VODACOM won legal permission to list on the JSE last week — despite union protests — to avoid destabilising the stock market, devaluing the rand and inflicting severe injury to the reputation of the government, says the judge who granted the go-ahead.
If the Congress of South African Trade Unions (Cosatu) had been allowed to prevent the listing, it could have triggered a contagious sell-off of shares in other sectors of the economy as foreign investors lost their faith in SA as a sound investment destination.
Those are the among the reasons North Gauteng High Court Judge John Murphy dismissed an application by Cosatu to halt the listing, according to his written judgment published yesterday.
Cosatu was supported in its disruptive action by the Independent Communications Authority of SA (Icasa) which decided belatedly it should have held public hearings.
Murphy’s dismissal of their objections after an emergency court case on a Sunday let Telkom complete a deal to sell 15% of Vodacom to the British operator Vodacom for R20,95bn and list its remaining 35% on the JSE.
Although political pressure from the new, more left-wing government was said to have fuelled Cosatu’s action, the government’s official stance was to oppose Cosatu’s plea for an interdict and the Department of Communications said the government had given its commitment to supporting the deal.

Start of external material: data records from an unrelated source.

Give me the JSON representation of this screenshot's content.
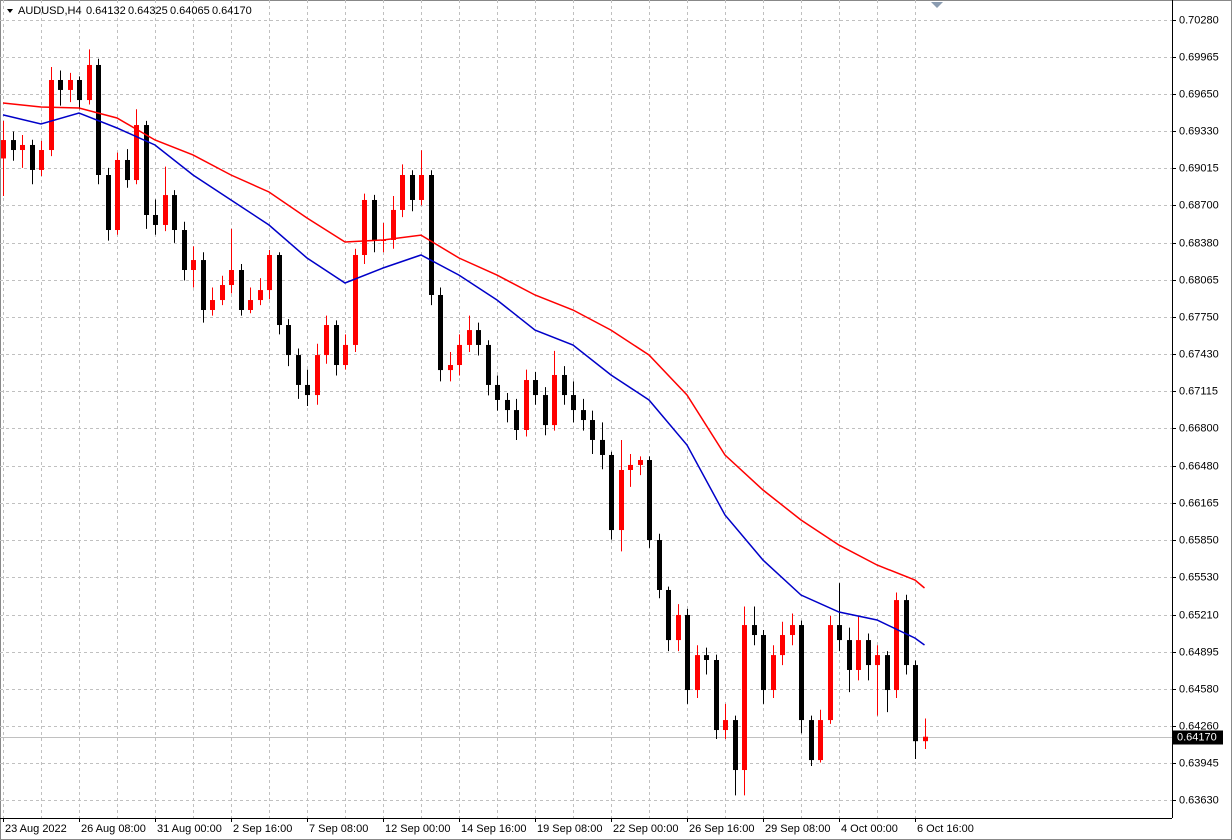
{
  "chart_data": {
    "type": "candlestick",
    "title": "AUDUSD,H4",
    "current_price": {
      "value": 0.6417,
      "label": "0.64170"
    },
    "bull_color": "#ff0000",
    "bear_color": "#000000",
    "grid": true,
    "ylim": [
      0.63477,
      0.70451
    ],
    "yticks": [
      {
        "value": 0.7028,
        "label": "0.70280"
      },
      0.69965,
      {
        "value": 0.6965,
        "label": "0.69650"
      },
      {
        "value": 0.6933,
        "label": "0.69330"
      },
      0.69015,
      {
        "value": 0.687,
        "label": "0.68700"
      },
      {
        "value": 0.6838,
        "label": "0.68380"
      },
      0.68065,
      {
        "value": 0.6775,
        "label": "0.67750"
      },
      {
        "value": 0.6743,
        "label": "0.67430"
      },
      0.67115,
      {
        "value": 0.668,
        "label": "0.66800"
      },
      {
        "value": 0.6648,
        "label": "0.66480"
      },
      0.66165,
      {
        "value": 0.6585,
        "label": "0.65850"
      },
      {
        "value": 0.6553,
        "label": "0.65530"
      },
      {
        "value": 0.6521,
        "label": "0.65210"
      },
      0.64895,
      {
        "value": 0.6458,
        "label": "0.64580"
      },
      {
        "value": 0.6426,
        "label": "0.64260"
      },
      0.63945,
      {
        "value": 0.6363,
        "label": "0.63630"
      }
    ],
    "categories": [
      "23 Aug 2022",
      null,
      null,
      null,
      null,
      null,
      null,
      null,
      "26 Aug 08:00",
      null,
      null,
      null,
      null,
      null,
      null,
      null,
      "31 Aug 00:00",
      null,
      null,
      null,
      null,
      null,
      null,
      null,
      "2 Sep 16:00",
      null,
      null,
      null,
      null,
      null,
      null,
      null,
      "7 Sep 08:00",
      null,
      null,
      null,
      null,
      null,
      null,
      null,
      "12 Sep 00:00",
      null,
      null,
      null,
      null,
      null,
      null,
      null,
      "14 Sep 16:00",
      null,
      null,
      null,
      null,
      null,
      null,
      null,
      "19 Sep 08:00",
      null,
      null,
      null,
      null,
      null,
      null,
      null,
      "22 Sep 00:00",
      null,
      null,
      null,
      null,
      null,
      null,
      null,
      "26 Sep 16:00",
      null,
      null,
      null,
      null,
      null,
      null,
      null,
      "29 Sep 08:00",
      null,
      null,
      null,
      null,
      null,
      null,
      null,
      "4 Oct 00:00",
      null,
      null,
      null,
      null,
      null,
      null,
      null,
      "6 Oct 16:00",
      null
    ],
    "open": [
      0.691,
      0.69257,
      0.69172,
      0.69215,
      0.69002,
      0.69172,
      0.69769,
      0.69684,
      0.69769,
      0.69598,
      0.69897,
      0.68959,
      0.6849,
      0.69087,
      0.68916,
      0.69385,
      0.68618,
      0.68533,
      0.68788,
      0.6849,
      0.68149,
      0.68234,
      0.67808,
      0.67893,
      0.68021,
      0.68149,
      0.67808,
      0.67893,
      0.67978,
      0.68277,
      0.6768,
      0.67424,
      0.67169,
      0.67083,
      0.67424,
      0.6768,
      0.67339,
      0.6751,
      0.68277,
      0.68746,
      0.68405,
      0.68405,
      0.68661,
      0.68959,
      0.68746,
      0.68959,
      0.67936,
      0.67296,
      0.67339,
      0.6751,
      0.67637,
      0.6751,
      0.67169,
      0.67041,
      0.66955,
      0.66785,
      0.67211,
      0.67083,
      0.66827,
      0.67254,
      0.67083,
      0.66955,
      0.6687,
      0.667,
      0.66572,
      0.65932,
      0.66444,
      0.66487,
      0.66529,
      0.65847,
      0.65421,
      0.64994,
      0.65208,
      0.64568,
      0.64866,
      0.64824,
      0.64227,
      0.64312,
      0.63886,
      0.65122,
      0.65037,
      0.64568,
      0.64866,
      0.65037,
      0.65122,
      0.64312,
      0.63971,
      0.64312,
      0.65122,
      0.64994,
      0.64739,
      0.64994,
      0.64781,
      0.64866,
      0.64568,
      0.65335,
      0.64781,
      0.64132
    ],
    "high": [
      0.6942,
      0.6933,
      0.693,
      0.6926,
      0.6925,
      0.6988,
      0.6985,
      0.6983,
      0.698,
      0.7003,
      0.6995,
      0.6902,
      0.6915,
      0.6918,
      0.6952,
      0.6942,
      0.6875,
      0.6903,
      0.6883,
      0.6856,
      0.6835,
      0.683,
      0.68,
      0.681,
      0.685,
      0.682,
      0.68,
      0.6808,
      0.6832,
      0.683,
      0.6773,
      0.6748,
      0.673,
      0.6752,
      0.6776,
      0.6772,
      0.676,
      0.6833,
      0.688,
      0.6879,
      0.6855,
      0.6878,
      0.6905,
      0.69,
      0.6917,
      0.69,
      0.68,
      0.6745,
      0.676,
      0.6776,
      0.677,
      0.6755,
      0.6725,
      0.671,
      0.6705,
      0.673,
      0.6728,
      0.6715,
      0.6746,
      0.6733,
      0.672,
      0.6705,
      0.6695,
      0.6685,
      0.666,
      0.667,
      0.6658,
      0.6656,
      0.6656,
      0.659,
      0.6545,
      0.653,
      0.6526,
      0.6495,
      0.6493,
      0.6487,
      0.6445,
      0.6435,
      0.6528,
      0.6528,
      0.6508,
      0.6495,
      0.6515,
      0.6522,
      0.6516,
      0.6435,
      0.644,
      0.652,
      0.6548,
      0.651,
      0.652,
      0.6505,
      0.6495,
      0.649,
      0.654,
      0.6538,
      0.6482,
      0.64325
    ],
    "low": [
      0.6878,
      0.6908,
      0.6902,
      0.6888,
      0.6895,
      0.6912,
      0.6955,
      0.6958,
      0.6952,
      0.6956,
      0.6888,
      0.684,
      0.6845,
      0.6885,
      0.6888,
      0.685,
      0.6845,
      0.6848,
      0.6838,
      0.6806,
      0.68,
      0.677,
      0.6776,
      0.6785,
      0.6795,
      0.6776,
      0.6778,
      0.6785,
      0.679,
      0.676,
      0.6733,
      0.6705,
      0.6699,
      0.67,
      0.6735,
      0.6725,
      0.673,
      0.6745,
      0.682,
      0.683,
      0.683,
      0.6833,
      0.686,
      0.6865,
      0.687,
      0.6785,
      0.672,
      0.672,
      0.6725,
      0.6745,
      0.6742,
      0.6708,
      0.6695,
      0.6685,
      0.667,
      0.6673,
      0.67,
      0.6674,
      0.6678,
      0.67,
      0.6685,
      0.6678,
      0.6658,
      0.6645,
      0.6585,
      0.6575,
      0.663,
      0.664,
      0.6578,
      0.6535,
      0.649,
      0.649,
      0.6445,
      0.645,
      0.647,
      0.6415,
      0.6415,
      0.6367,
      0.6367,
      0.6495,
      0.6445,
      0.645,
      0.6478,
      0.6495,
      0.642,
      0.6392,
      0.6395,
      0.6428,
      0.649,
      0.6455,
      0.6465,
      0.6465,
      0.6435,
      0.6438,
      0.645,
      0.647,
      0.6398,
      0.64065
    ],
    "close": [
      0.69257,
      0.69172,
      0.69215,
      0.69002,
      0.69172,
      0.69769,
      0.69684,
      0.69769,
      0.69598,
      0.69897,
      0.68959,
      0.6849,
      0.69087,
      0.68916,
      0.69385,
      0.68618,
      0.68533,
      0.68788,
      0.6849,
      0.68149,
      0.68234,
      0.67808,
      0.67893,
      0.68021,
      0.68149,
      0.67808,
      0.67893,
      0.67978,
      0.68277,
      0.6768,
      0.67424,
      0.67169,
      0.67083,
      0.67424,
      0.6768,
      0.67339,
      0.6751,
      0.68277,
      0.68746,
      0.68405,
      0.68405,
      0.68661,
      0.68959,
      0.68746,
      0.68959,
      0.67936,
      0.67296,
      0.67339,
      0.6751,
      0.67637,
      0.6751,
      0.67169,
      0.67041,
      0.66955,
      0.66785,
      0.67211,
      0.67083,
      0.66827,
      0.67254,
      0.67083,
      0.66955,
      0.6687,
      0.667,
      0.66572,
      0.65932,
      0.66444,
      0.66487,
      0.66529,
      0.65847,
      0.65421,
      0.64994,
      0.65208,
      0.64568,
      0.64866,
      0.64824,
      0.64227,
      0.64312,
      0.63886,
      0.65122,
      0.65037,
      0.64568,
      0.64866,
      0.65037,
      0.65122,
      0.64312,
      0.63971,
      0.64312,
      0.65122,
      0.64994,
      0.64739,
      0.64994,
      0.64781,
      0.64866,
      0.64568,
      0.65335,
      0.64781,
      0.64132,
      0.6417
    ],
    "series": [
      {
        "color": "#ff0000",
        "x": [
          0,
          4,
          8,
          12,
          16,
          20,
          24,
          28,
          32,
          36,
          40,
          44,
          48,
          52,
          56,
          60,
          64,
          68,
          72,
          76,
          80,
          84,
          88,
          92,
          96,
          97
        ],
        "values": [
          0.69573,
          0.69539,
          0.6953,
          0.69445,
          0.69257,
          0.6913,
          0.68959,
          0.68814,
          0.68592,
          0.68388,
          0.68405,
          0.68447,
          0.68251,
          0.68106,
          0.67936,
          0.67808,
          0.67637,
          0.67424,
          0.67083,
          0.66572,
          0.66273,
          0.66018,
          0.65804,
          0.65634,
          0.65506,
          0.65438
        ]
      },
      {
        "color": "#0000c8",
        "x": [
          0,
          4,
          8,
          12,
          16,
          20,
          24,
          28,
          32,
          36,
          40,
          44,
          48,
          52,
          56,
          60,
          64,
          68,
          72,
          76,
          80,
          84,
          88,
          92,
          96,
          97
        ],
        "values": [
          0.69471,
          0.69394,
          0.69488,
          0.6936,
          0.69215,
          0.68959,
          0.68746,
          0.68533,
          0.68251,
          0.68038,
          0.68166,
          0.68277,
          0.68106,
          0.67893,
          0.67637,
          0.6751,
          0.67254,
          0.67041,
          0.66657,
          0.6606,
          0.65676,
          0.65378,
          0.65233,
          0.65165,
          0.65011,
          0.64952
        ]
      }
    ]
  }
}
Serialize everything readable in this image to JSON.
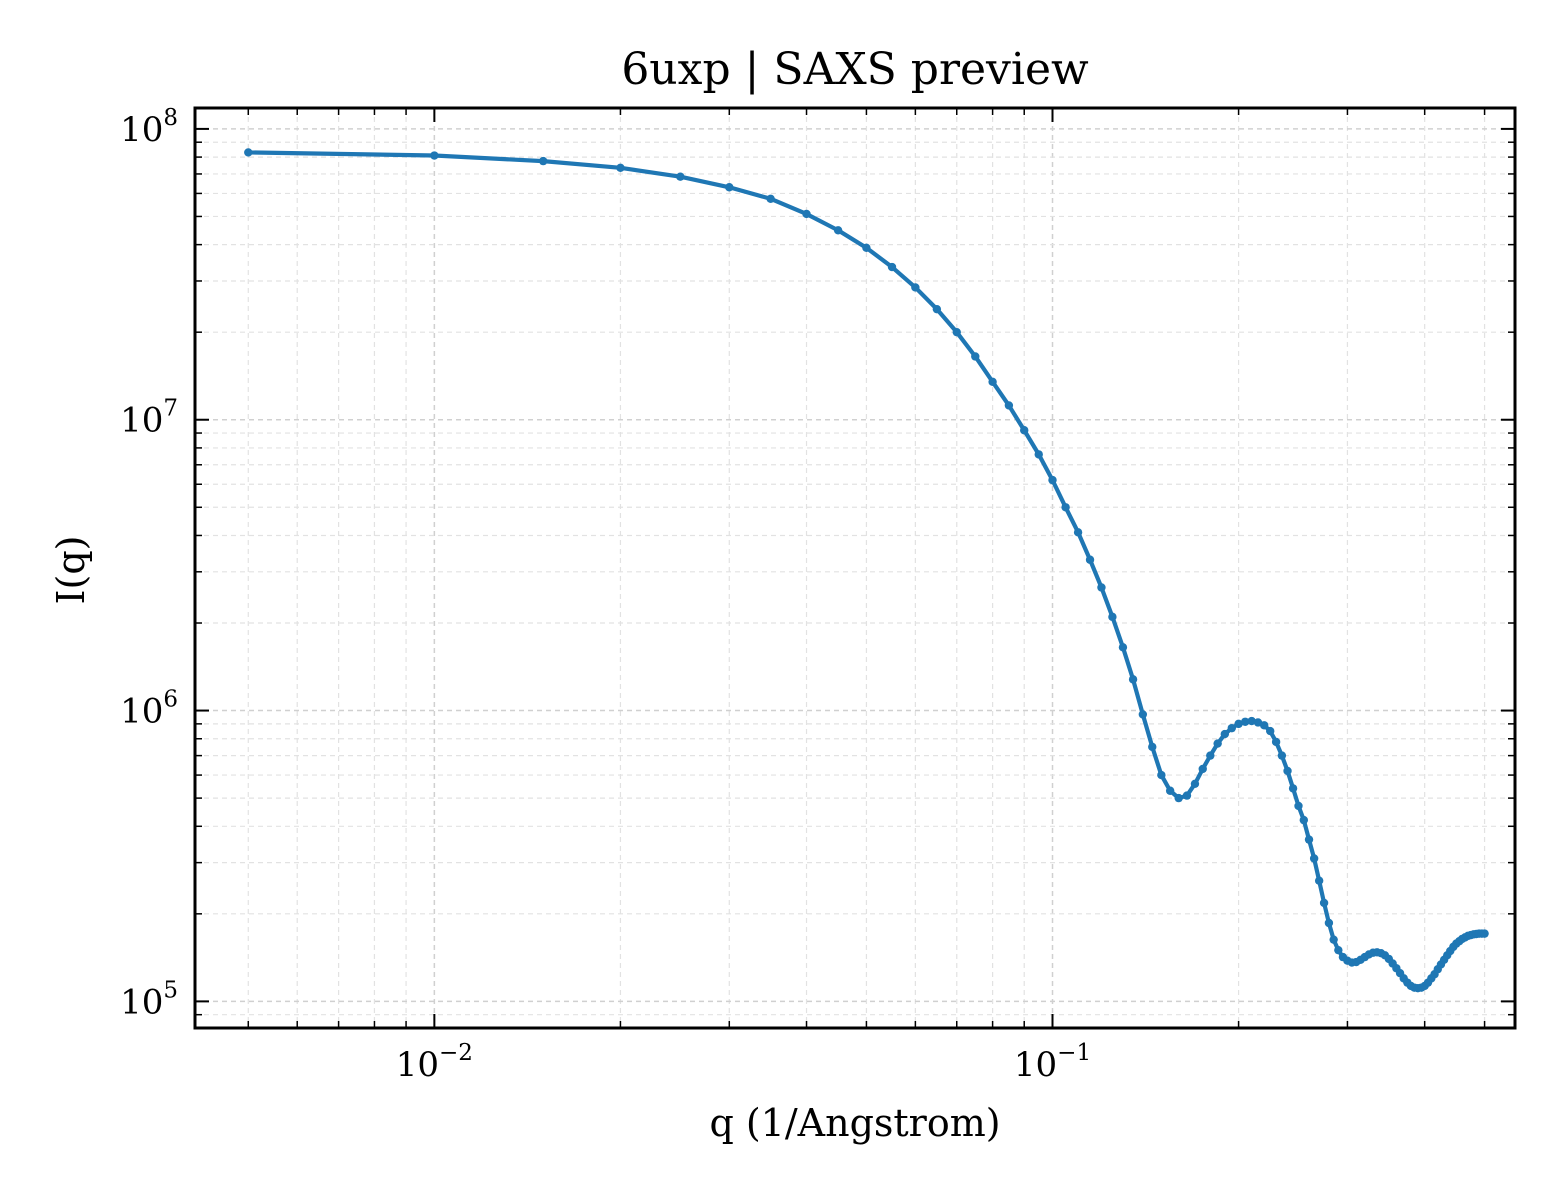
{
  "chart_data": {
    "type": "line",
    "title": "6uxp | SAXS preview",
    "xlabel": "q (1/Angstrom)",
    "ylabel": "I(q)",
    "xscale": "log",
    "yscale": "log",
    "xlim": [
      0.0041,
      0.56
    ],
    "ylim": [
      81000,
      118000000
    ],
    "grid": true,
    "legend": "none",
    "line_color": "#1f77b4",
    "x_major_ticks": [
      {
        "value": 0.01,
        "base": "10",
        "exp": "−2"
      },
      {
        "value": 0.1,
        "base": "10",
        "exp": "−1"
      }
    ],
    "y_major_ticks": [
      {
        "value": 100000,
        "base": "10",
        "exp": "5"
      },
      {
        "value": 1000000,
        "base": "10",
        "exp": "6"
      },
      {
        "value": 10000000,
        "base": "10",
        "exp": "7"
      },
      {
        "value": 100000000,
        "base": "10",
        "exp": "8"
      }
    ],
    "series": [
      {
        "x": [
          0.005,
          0.01,
          0.015,
          0.02,
          0.025,
          0.03,
          0.035,
          0.04,
          0.045,
          0.05,
          0.055,
          0.06,
          0.065,
          0.07,
          0.075,
          0.08,
          0.085,
          0.09,
          0.095,
          0.1,
          0.105,
          0.11,
          0.115,
          0.12,
          0.125,
          0.13,
          0.135,
          0.14,
          0.145,
          0.15,
          0.155,
          0.16,
          0.165,
          0.17,
          0.175,
          0.18,
          0.185,
          0.19,
          0.195,
          0.2,
          0.205,
          0.21,
          0.215,
          0.22,
          0.225,
          0.23,
          0.235,
          0.24,
          0.245,
          0.25,
          0.255,
          0.26,
          0.265,
          0.27,
          0.275,
          0.28,
          0.285,
          0.29,
          0.295,
          0.3,
          0.305,
          0.31,
          0.315,
          0.32,
          0.325,
          0.33,
          0.335,
          0.34,
          0.345,
          0.35,
          0.355,
          0.36,
          0.365,
          0.37,
          0.375,
          0.38,
          0.385,
          0.39,
          0.395,
          0.4,
          0.405,
          0.41,
          0.415,
          0.42,
          0.425,
          0.43,
          0.435,
          0.44,
          0.445,
          0.45,
          0.455,
          0.46,
          0.465,
          0.47,
          0.475,
          0.48,
          0.485,
          0.49,
          0.495,
          0.5
        ],
        "y": [
          83000000,
          81000000,
          77500000,
          73500000,
          68500000,
          63000000,
          57500000,
          51000000,
          44800000,
          39000000,
          33500000,
          28500000,
          24000000,
          20000000,
          16500000,
          13500000,
          11200000,
          9200000,
          7600000,
          6200000,
          5000000,
          4100000,
          3300000,
          2650000,
          2100000,
          1650000,
          1280000,
          970000,
          750000,
          600000,
          530000,
          500000,
          510000,
          560000,
          630000,
          700000,
          770000,
          830000,
          870000,
          900000,
          915000,
          920000,
          910000,
          890000,
          850000,
          780000,
          700000,
          620000,
          540000,
          470000,
          420000,
          360000,
          310000,
          260000,
          218000,
          186000,
          163000,
          150000,
          142000,
          138000,
          136000,
          136500,
          139000,
          142000,
          145000,
          147000,
          147500,
          146500,
          144000,
          140000,
          135000,
          130000,
          125000,
          120000,
          116000,
          113000,
          111500,
          111000,
          111500,
          113000,
          116000,
          120000,
          124000,
          129000,
          134000,
          139000,
          144000,
          149000,
          154000,
          158000,
          161000,
          164000,
          166000,
          168000,
          169000,
          170000,
          170500,
          171000,
          171000,
          171000
        ]
      }
    ]
  }
}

In his verdict, Murphy said listing Vodacom was part of a series of transactions that the companies claimed could not be unscrambled “without severely injuring the financial standing and reputations of the respondents and the government”.
They had proceeded in good faith, based on an earlier decision by Icasa that it did not need to approve of the unbundling. Public anticipation of the listing had created a boom in the volume of Telkom shares being traded, which were changing hands nine times faster than usual. “An interdict will therefore have adverse implications for share values, and presumably there is the risk of contagion running through to other areas in the market,” Murphy said.
Vodafone had also imported foreign currency worth R20,95bn to fund the deal, so blocking it would probably have an unwelcome effect on the exchange rate. Finally there was a concern that halting the deal would hurt the regulatory environment and damage SA’s reputation as an investment destination.